- O Estado de S.Paulo
É falso o dilema entre salvar vidas e ter cuidado com as contas públicas. O cofre não está fechado para o resgate dos brasileiros que estão sem poder trabalhar devido ao isolamento recomendado por autoridades de saúde.
Quem tenta colocar carimbo de insensível naqueles que defendem o cuidado com as contas públicas em tempos de pandemia da covid-19 não está vendo ou não quer ver o problema sob uma visão mais ampla. Esse tipo de crítica só serve para lacração barata nas redes sociais. Mais uma opção pela polarização de apenas dois lados: o mau e o bom; adversários e aliados do governo Jair Bolsonaro.
Quem defende o zelo fiscal também deve e está defendendo a expansão das despesas, do endividamento público, para salvar vidas humanas, socorrer os mais vulneráveis, os informais, o emprego dos trabalhadores com carteira assinada e a sobrevivência das empresas.
Deve-se criticar a velocidade das medidas e a briga política do presidente Jair Bolsonaro com governadores e congressistas. No Brasil, essa disputa foi acirrada e chegou a níveis perigosos em tempos de crise. E já custa caro.
A inércia do governo no início da pandemia, a pressão para o afrouxamento do isolamento, os entraves burocráticos num País onde tudo é muito amarrado, a começar pela legislação retardaram o socorro. Tudo isso é verdade.
Mas a despeito de todos esses problemas, o governo federal, governadores e prefeitos estão tomando mais medidas em único mês do que em muitos anos. As regras fiscais foram e estão sendo alteradas para abrir espaço para mais gastos. O que se fez já custa o tamanho de uma reforma da Previdência, que demorou anos para ser aprovada.
O cheque para o socorro está aumentando e vai crescer mais com o resgate do Banco Central via compra de dívidas das empresas. A medida está na Proposta de Emenda à Constituição (PEC), batizada de “orçamento de guerra”, que deverá ser aprovada pelo Senado na próxima semana.
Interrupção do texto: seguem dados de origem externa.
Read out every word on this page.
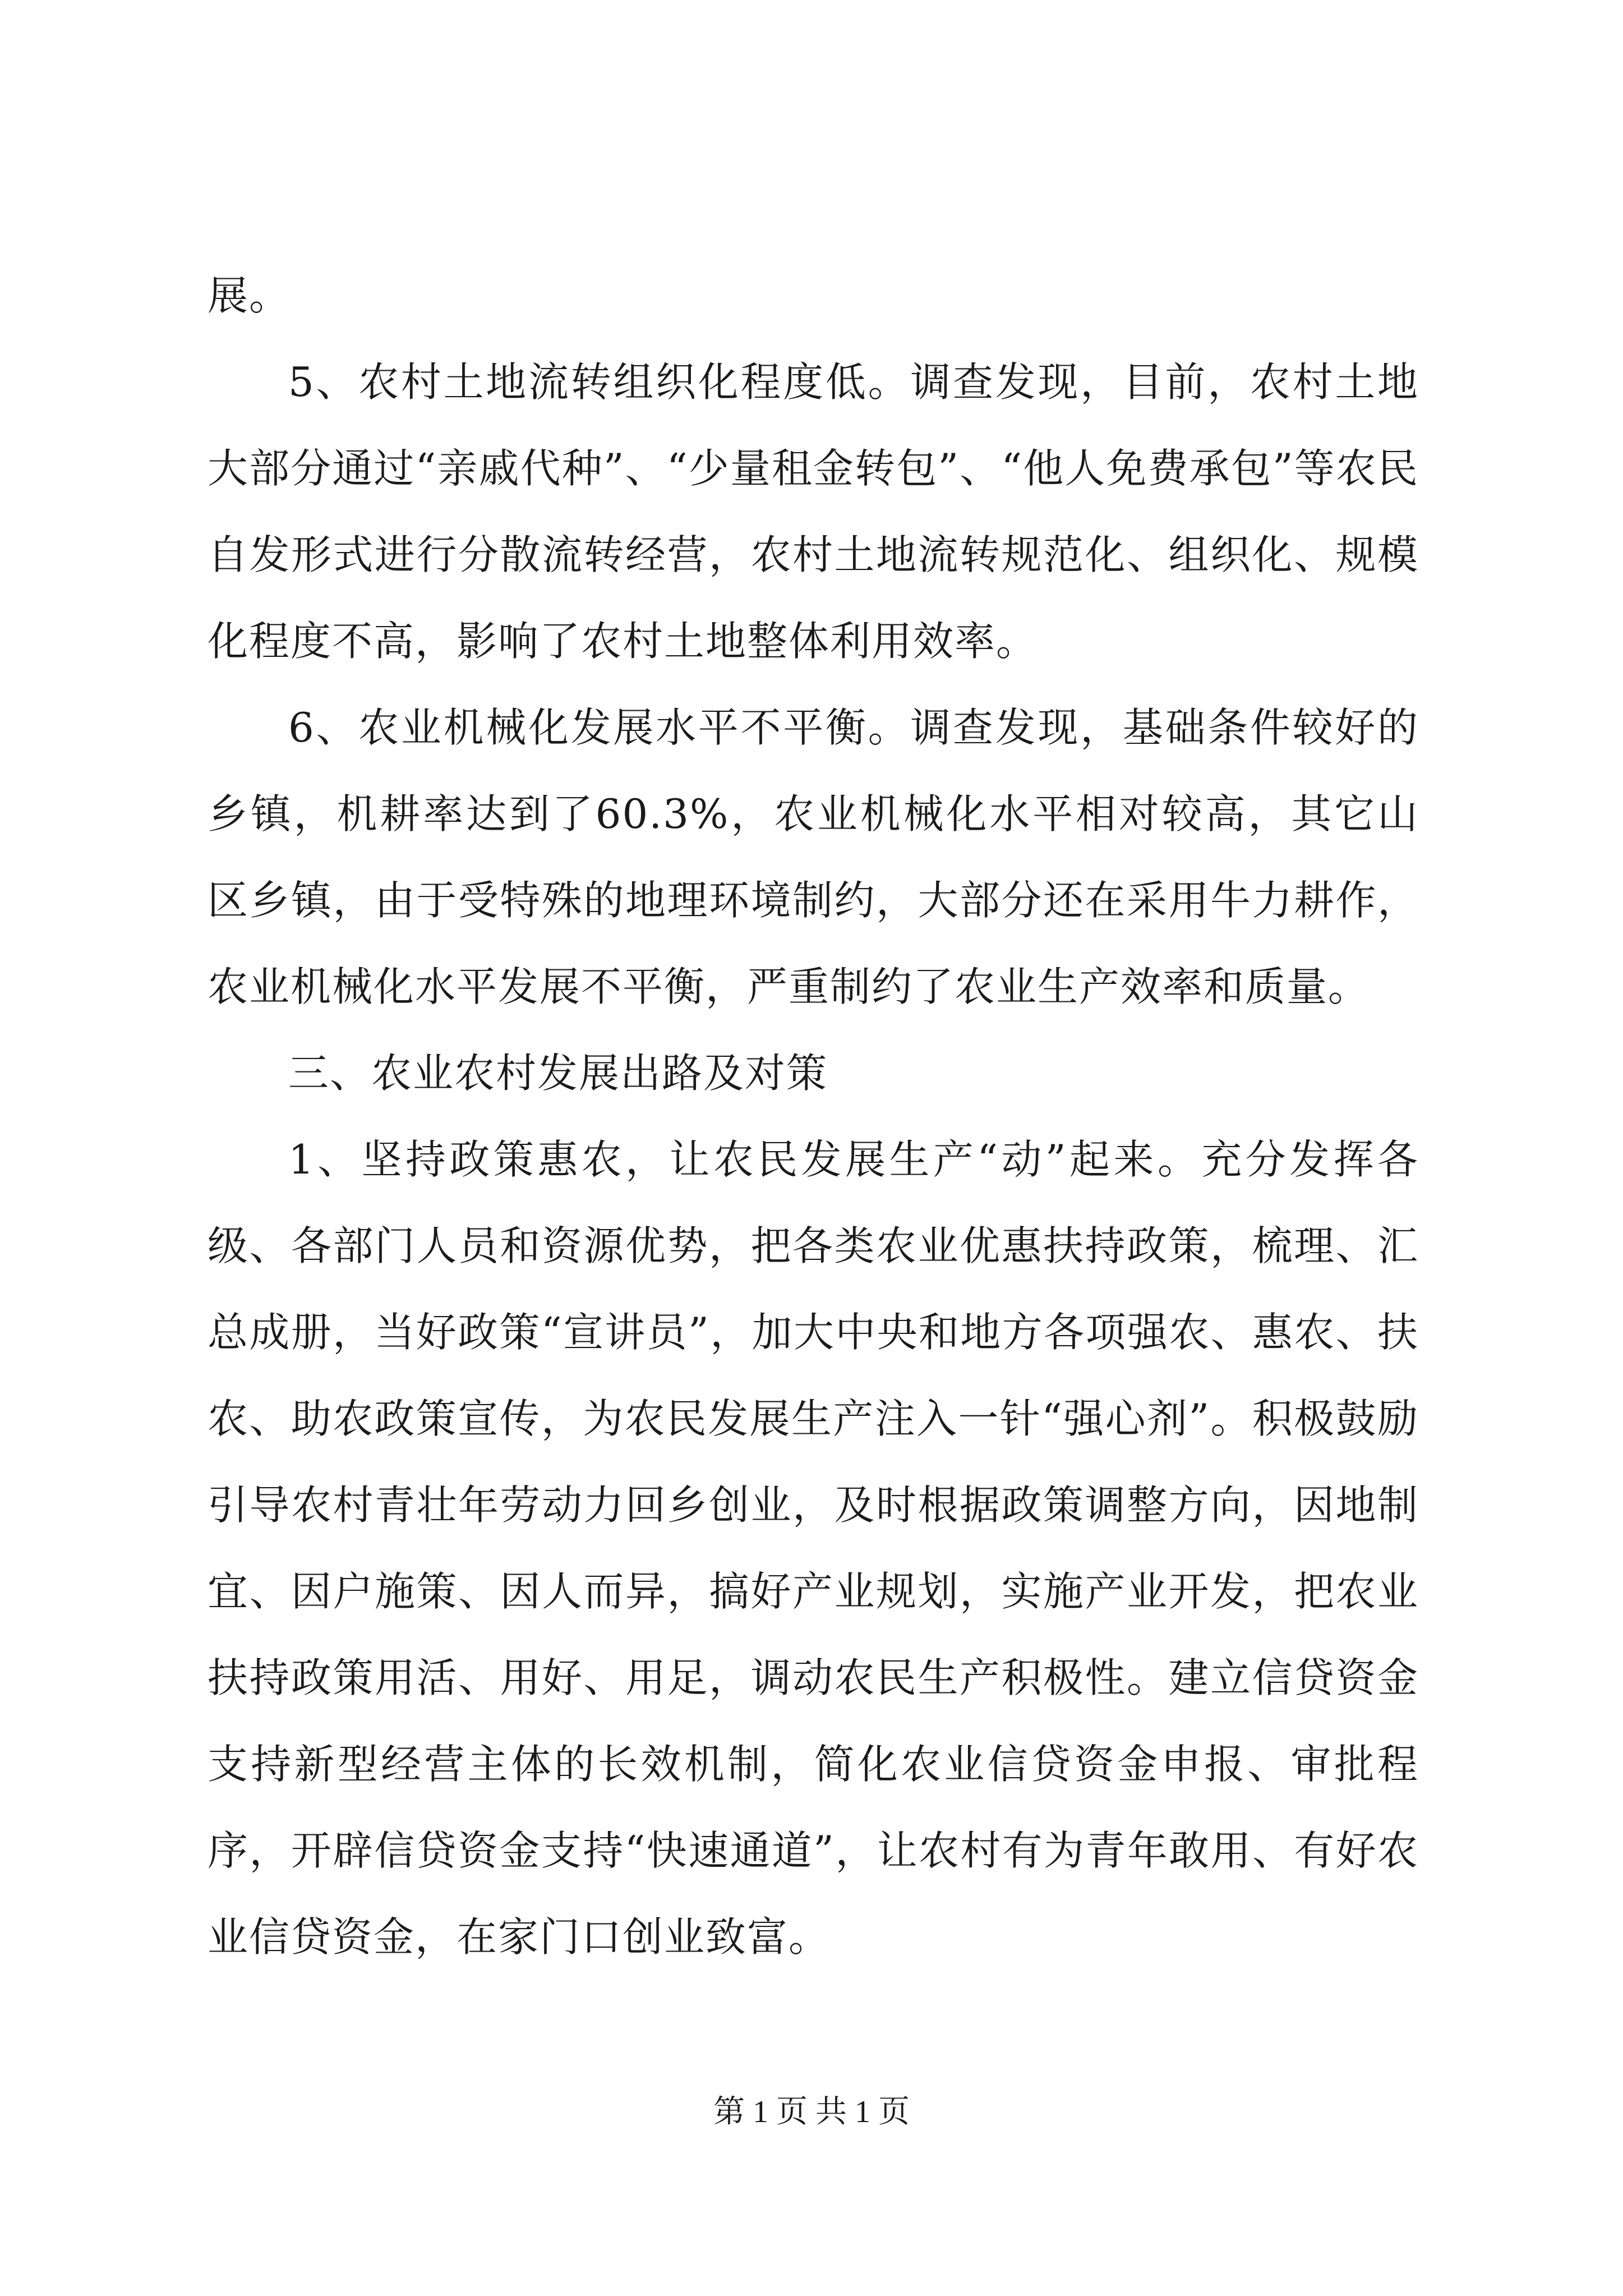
展。

5、农村土地流转组织化程度低。调查发现，目前，农村土地大部分通过“亲戚代种”、“少量租金转包”、“他人免费承包”等农民自发形式进行分散流转经营，农村土地流转规范化、组织化、规模化程度不高，影响了农村土地整体利用效率。

6、农业机械化发展水平不平衡。调查发现，基础条件较好的乡镇，机耕率达到了60.3%，农业机械化水平相对较高，其它山区乡镇，由于受特殊的地理环境制约，大部分还在采用牛力耕作，农业机械化水平发展不平衡，严重制约了农业生产效率和质量。

三、农业农村发展出路及对策

1、坚持政策惠农，让农民发展生产“动”起来。充分发挥各级、各部门人员和资源优势，把各类农业优惠扶持政策，梳理、汇总成册，当好政策“宣讲员”，加大中央和地方各项强农、惠农、扶农、助农政策宣传，为农民发展生产注入一针“强心剂”。积极鼓励引导农村青壮年劳动力回乡创业，及时根据政策调整方向，因地制宜、因户施策、因人而异，搞好产业规划，实施产业开发，把农业扶持政策用活、用好、用足，调动农民生产积极性。建立信贷资金支持新型经营主体的长效机制，简化农业信贷资金申报、审批程序，开辟信贷资金支持“快速通道”，让农村有为青年敢用、有好农业信贷资金，在家门口创业致富。

第 1 页 共 1 页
A PEC é um marco, sem dúvida. Foi construída e votada rapidamente na Câmara, com votação para lá de expressiva. Histórica. Muitos que a criticavam, no início, estão aos poucos revendo posição. A emenda constitucional retira as amarras para abrir o cofre. E, sim, busca salvar vidas com mais dinheiro para ações de combate a covid-19.
A PEC é um cheque em branco dado a Bolsonaro para os gastos? É. Mas tem seus mecanismos de controle durante e após a crise.
A ideia da PEC foi negociada e levada adiante pelo presidente da Câmara, Rodrigo Maia (DEM-RJ). Com articulação, ele reuniu apoio e colaboradores políticos para aprová-la em tempo recorde, enquanto a equipe econômica se debatia com a burocracia das regras fiscais, com temor de punições futuras pelos órgãos de controle. Ninguém vai conseguir tirar esse mérito dele. Muito menos seus adversários mais raivosos no centro do poder da capital federal.
Mas, passada uma semana da votação da PEC, a mesma Câmara presidida por Maia deu asas para construir uma proposta de socorro emergencial aos Estados e municípios com uma série de concessões aos governadores que vão muito além das necessidades diante da covid-19.
Aproveitaram a crise para tentar resolver problemas antigos e, em alguns casos, muito específicos, como o perdão de dívida passada. Não é hora para isso. Uma nova renegociação com os governos regionais está a caminho, para depois da crise. Mas é preciso fazê-la com coordenação.
A votação do projeto foi adiada para a próxima semana em meio à guerra de números entre equipe econômica, Câmara e economistas que alertaram se tratar de uma “bomba fiscal” para os próximos anos.
Nesse espaço conflagrado, os críticos correm para taxar os defensores da saúde das finanças públicas como os vilões do pedaço.
Isso não quer dizer que os Estados e prefeituras não têm que receber socorro do governo federal. Está demorando. Eles não podem emitir dívida no mercado para se financiar como o Tesouro Nacional.
O cheque em branco da PEC é para isso. Bolsonaro e o seu ministro da Economia, Paulo Guedes, terão que aumentar as transferências voluntárias para os governadores e prefeitos. Por outro lado, a Câmara tem que desarmar urgentemente a bomba que começou acionar.